Segue-se um silêncio profundo. Falar de morte em uma festa é algo impensável. O clima fica tenso, e mesmo a distância percebo olhares e pensamentos. Posso escutar a respiração das pessoas que me cercam. Algumas desviam o olhar para o chão, buscando o buraco onde gostariam de se esconder. Outras continuam me olhando com aquela expressão de “Oi?”, esperando que eu rapidamente conserte a frase e explique que não me expressei bem.
Já havia algum tempo eu tinha vontade de fazer isso, mas me faltava coragem para enfrentar o abominável silêncio que, eu já imaginava, precederia qualquer comentário. Ainda assim, não me arrependi. Internamente, eu me consolava e perguntava a mim mesma: “Algum dia as pessoas escolherão falar da vida por esse caminho.
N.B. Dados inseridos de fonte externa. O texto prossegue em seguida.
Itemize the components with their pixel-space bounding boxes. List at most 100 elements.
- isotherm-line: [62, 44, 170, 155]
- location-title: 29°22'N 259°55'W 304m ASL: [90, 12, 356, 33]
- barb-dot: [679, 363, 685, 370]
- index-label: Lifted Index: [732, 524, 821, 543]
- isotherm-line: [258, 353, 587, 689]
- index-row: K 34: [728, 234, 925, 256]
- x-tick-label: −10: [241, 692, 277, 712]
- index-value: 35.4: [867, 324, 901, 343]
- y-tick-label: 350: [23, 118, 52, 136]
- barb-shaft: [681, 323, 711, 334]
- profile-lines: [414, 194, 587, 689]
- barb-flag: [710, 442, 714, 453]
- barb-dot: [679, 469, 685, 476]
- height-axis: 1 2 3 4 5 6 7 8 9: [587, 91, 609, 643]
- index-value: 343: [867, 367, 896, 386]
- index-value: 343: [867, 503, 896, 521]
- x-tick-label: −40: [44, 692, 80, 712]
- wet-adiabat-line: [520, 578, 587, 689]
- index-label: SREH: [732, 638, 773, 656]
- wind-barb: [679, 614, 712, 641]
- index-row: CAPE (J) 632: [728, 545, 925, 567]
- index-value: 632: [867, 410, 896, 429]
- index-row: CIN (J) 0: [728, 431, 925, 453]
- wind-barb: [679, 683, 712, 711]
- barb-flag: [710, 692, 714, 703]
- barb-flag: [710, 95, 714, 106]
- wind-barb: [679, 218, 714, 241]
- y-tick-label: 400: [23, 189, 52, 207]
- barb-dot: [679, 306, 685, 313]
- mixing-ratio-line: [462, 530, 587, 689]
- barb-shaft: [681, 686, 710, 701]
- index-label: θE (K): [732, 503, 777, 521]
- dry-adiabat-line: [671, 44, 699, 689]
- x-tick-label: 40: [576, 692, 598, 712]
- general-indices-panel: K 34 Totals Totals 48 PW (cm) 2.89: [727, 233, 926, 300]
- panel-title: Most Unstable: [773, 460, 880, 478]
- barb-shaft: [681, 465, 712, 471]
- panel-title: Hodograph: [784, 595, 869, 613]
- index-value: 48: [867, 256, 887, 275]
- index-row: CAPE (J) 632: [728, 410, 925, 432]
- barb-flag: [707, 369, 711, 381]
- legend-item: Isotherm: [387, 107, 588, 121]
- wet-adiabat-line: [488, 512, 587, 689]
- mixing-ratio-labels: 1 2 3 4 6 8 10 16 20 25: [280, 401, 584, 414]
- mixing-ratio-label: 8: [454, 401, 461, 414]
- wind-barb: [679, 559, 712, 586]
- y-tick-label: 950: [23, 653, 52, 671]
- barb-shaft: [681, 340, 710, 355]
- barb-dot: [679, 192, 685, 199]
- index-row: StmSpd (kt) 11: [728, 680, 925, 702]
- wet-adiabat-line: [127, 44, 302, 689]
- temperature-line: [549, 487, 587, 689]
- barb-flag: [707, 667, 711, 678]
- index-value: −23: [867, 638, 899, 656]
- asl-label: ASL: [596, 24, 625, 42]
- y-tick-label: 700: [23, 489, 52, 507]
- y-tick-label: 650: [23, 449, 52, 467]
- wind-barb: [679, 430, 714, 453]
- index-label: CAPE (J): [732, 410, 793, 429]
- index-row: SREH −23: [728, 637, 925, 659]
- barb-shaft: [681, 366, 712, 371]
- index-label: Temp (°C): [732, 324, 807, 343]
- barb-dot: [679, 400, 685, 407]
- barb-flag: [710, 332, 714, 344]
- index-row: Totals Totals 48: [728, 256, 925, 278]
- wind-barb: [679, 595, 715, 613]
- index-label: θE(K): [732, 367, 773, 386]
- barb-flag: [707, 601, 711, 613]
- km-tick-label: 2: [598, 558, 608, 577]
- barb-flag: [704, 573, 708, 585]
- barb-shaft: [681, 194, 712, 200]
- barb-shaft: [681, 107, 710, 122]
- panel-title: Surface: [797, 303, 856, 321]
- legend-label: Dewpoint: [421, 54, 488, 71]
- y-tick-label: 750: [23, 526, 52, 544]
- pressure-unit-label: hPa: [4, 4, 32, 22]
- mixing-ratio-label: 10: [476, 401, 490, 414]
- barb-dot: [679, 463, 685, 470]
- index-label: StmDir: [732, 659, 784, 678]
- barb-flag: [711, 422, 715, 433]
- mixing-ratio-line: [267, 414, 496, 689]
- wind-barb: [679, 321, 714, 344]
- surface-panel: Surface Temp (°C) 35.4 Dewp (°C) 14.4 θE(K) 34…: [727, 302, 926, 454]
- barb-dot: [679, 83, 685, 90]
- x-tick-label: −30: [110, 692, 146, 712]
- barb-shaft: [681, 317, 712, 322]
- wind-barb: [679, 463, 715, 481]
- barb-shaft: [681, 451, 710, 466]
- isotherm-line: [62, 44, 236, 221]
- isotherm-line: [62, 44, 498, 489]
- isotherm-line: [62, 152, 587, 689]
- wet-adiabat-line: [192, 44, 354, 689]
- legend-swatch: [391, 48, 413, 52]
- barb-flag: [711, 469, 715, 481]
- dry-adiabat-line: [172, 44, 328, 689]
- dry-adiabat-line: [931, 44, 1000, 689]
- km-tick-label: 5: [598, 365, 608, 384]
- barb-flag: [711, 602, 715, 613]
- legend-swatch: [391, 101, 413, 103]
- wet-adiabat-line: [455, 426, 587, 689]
Será que vai ser hoje?”
Então, em meio ao silêncio constrangedor, alguém toma coragem, se esconde atrás de uma bolha sorridente e consegue fazer um comentário:
– Nossa! Deve ser bem difícil!
Sorrisos forçados, novo silêncio. Em dois minutos, o grupo se dispersou. Um se afastou para conversar com um amigo recém-chegado, outro foi buscar um drinque e não voltou mais. Uma terceira pessoa saiu para ir ao banheiro, outra simplesmente pediu licença e se foi. Deve ter sido um alívio quando me despedi e fui embora antes de completar duas horas de festa. Eu também senti alívio e, ao mesmo tempo, pesar. Será que algum dia as pessoas serão capazes de desenvolver uma conversa natural e transformadora sobre a morte?
Mais de quinze anos se passaram desde esse dia em que saí do armário. Assumi minha versão “cuido de pessoas que morrem” e, à revelia de quase todos os prognósticos da época, a conversa sobre a morte está ganhando espaço na vida. A prova disso? Estou escrevendo este livro, e há quem acredite que muita gente vai ler.
Quem sou eu
“Não importa a altura da torre ou a profundidade do poço.
Escolha qualquer viagem, a mais longa ou para o espaço mais distante. E apesar de infinitas viagens, o lugar mais desconhecido e misterioso fica sempre dentro de nós.”
ACQA
O poeta Manoel de Barros escreveu um poema que reflete muito bem o meu modo de ver o mundo:
“Eu tive uma namorada que via errado.
O que ela via não era uma garça na beira
do rio. O que ela via era um rio na beira de uma garça.
Ela despraticava as normas.
Dizia que seu avesso era mais visível do
que um poste. Com ela as coisas tinham que mudar de
comportamento. Aliás, a moça me contou uma vez que tinha encontros diários com
suas contradições.”
Eu vejo as coisas de um jeito que a maioria não se permite ver. Mas tenho aproveitado várias oportunidades de capturar a atenção de pessoas interessadas em mudar de posição, de ponto de vista. Algumas apenas podem mudar, outras precisam; o que nos une é o querer. Desejar ver a vida de outra forma, seguir outro caminho, pois a vida é breve e precisa de valor, sentido e significado. E a morte é um excelente motivo para buscar um novo olhar para a vida.
Este livro pode ter chegado às suas mãos na forma de um presente enviado por alguém que poderia ter nos olhos algum traço de insegurança: “O que vão pensar de mim se eu der de presente um livro com este título?” Ou, se o livro foi comprado por você, pode ser que uma questão parecida estivesse presente: “O que vão pensar de mim se me virem lendo esse livro?”
A você ou a quem lhe deu o livro de presente, uma esperança que sinto é que a vida possa lhes agradecer pela coragem.
Por meio deste livro, você e eu começamos uma convivência na qual espero compartilhar parte do tanto que tenho aprendido, a cada dia, com meu trabalho como médica e também como ser humano que cuida de seres humanos, intensamente humanos. De cara, preciso já dizer que saber da morte de alguém não faz necessariamente com que nos tornemos parte da história dessa pessoa. Nem mesmo assistir à morte de alguém é suficiente para nos incluir no processo. Cada um de nós está presente na própria vida e na vida de quem amamos. Presente não apenas fisicamente, mas presente com nosso tempo, nosso movimento. Só nessa presença é que a morte não é o fim.
Quase todo mundo pensa que a norma é fugir da realidade da morte. Mas a verdade é que a morte é uma ponte para a vida. Despratique as normas.